The New Incivility : "Playing With Fire"
THERE IS A YAWNING LEGAL AND MORAL GAP between First Amendment–protected activity, no matter how angry and boisterous, and a true mob.
That the mainstream media pretends otherwise doesn’t make it any less true. In the last few days, the media has rationalized and minimized genuinely menacing, troubling left-wing mob action.
Screaming protesters picketing on a sidewalk are in a fundamentally different position from screaming protesters who invade private property to chase a senator from his meal. Angry demonstrators chanting in front of the Supreme Court are different from people who break police cordons and pound on its doors. Handmaids silently mourning the birth of Gilead are not the same as men and women who disrupt Senate hearings and votes.
Legally protected protest is safe. It’s consistent with the best traditions of American dissent. It’s truly what “democracy looks like.” Mob action, by contrast, is dangerous. It creates imminent risk of personal harm. It’s designed to frighten and intimidate. There is no place for the mob in a constitutional republic.

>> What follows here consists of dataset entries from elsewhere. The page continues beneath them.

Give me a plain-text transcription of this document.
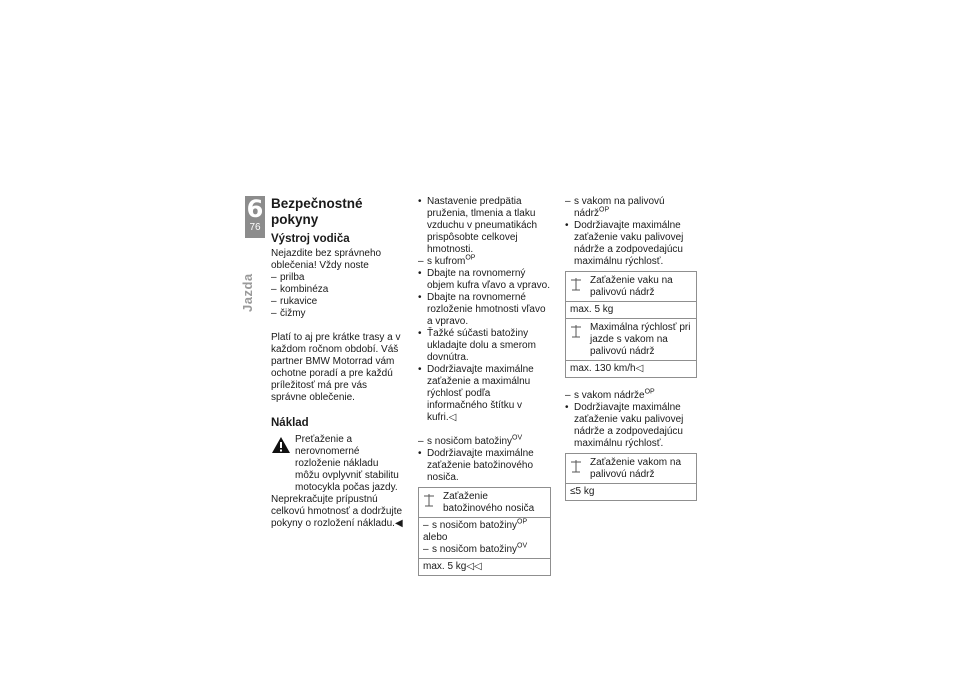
6
76
Jazda

Bezpečnostné pokyny

Výstroj vodiča

Nejazdite bez správneho oblečenia! Vždy noste

– prilba
– kombinéza
– rukavice
– čižmy

Platí to aj pre krátke trasy a v každom ročnom období. Váš partner BMW Motorrad vám ochotne poradí a pre každú príležitosť má pre vás správne oblečenie.

Náklad

Preťaženie a nerovnomerné rozloženie nákladu môžu ovplyvniť stabilitu motocykla počas jazdy.

Neprekračujte prípustnú celkovú hmotnosť a dodržujte pokyny o rozložení nákladu.◀

• Nastavenie predpätia pruženia, tlmenia a tlaku vzduchu v pneumatikách prispôsobte celkovej hmotnosti.
– s kufrom$^{OP}$
• Dbajte na rovnomerný objem kufra vľavo a vpravo.
• Dbajte na rovnomerné rozloženie hmotnosti vľavo a vpravo.
• Ťažké súčasti batožiny ukladajte dolu a smerom dovnútra.
• Dodržiavajte maximálne zaťaženie a maximálnu rýchlosť podľa informačného štítku v kufri.◁
– s nosičom batožiny$^{OV}$
• Dodržiavajte maximálne zaťaženie batožinového nosiča.
Zaťaženie batožinového nosiča
– s nosičom batožiny$^{OP}$
alebo
– s nosičom batožiny$^{OV}$
max. 5 kg◁◁
– s vakom na palivovú nádrž$^{OP}$
• Dodržiavajte maximálne zaťaženie vaku palivovej nádrže a zodpovedajúcu maximálnu rýchlosť.
Zaťaženie vaku na palivovú nádrž
max. 5 kg
Maximálna rýchlosť pri jazde s vakom na palivovú nádrž
max. 130 km/h◁
– s vakom nádrže$^{OP}$
• Dodržiavajte maximálne zaťaženie vaku palivovej nádrže a zodpovedajúcu maximálnu rýchlosť.
Zaťaženie vakom na palivovú nádrž
≤5 kg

It is a simple fact that prominent Democratic politicians and left-wing activists are making dangerous calls for direct action, and it’s a simple fact that #Resistance protesters are crossing dangerous lines. If leading members of the media cannot recognize the risks, then they deserve the public’s distrust. If Democrats keep stoking those fires, then they don’t deserve the public’s votes.
It’s time for Democrats — and members of the media — to dial back the rhetoric. It’s time to stop excusing, rationalizing, and minimizing behavior that is dangerous, menacing, and threatening. When public disorder threatens, and when we’re one wayward shove or impulsive shot from a truly ugly moment, it’s imperative for the people who aspire to lead to shed their preferred narratives and unite behind a single, common idea: Dissent, yes. Mobs, no.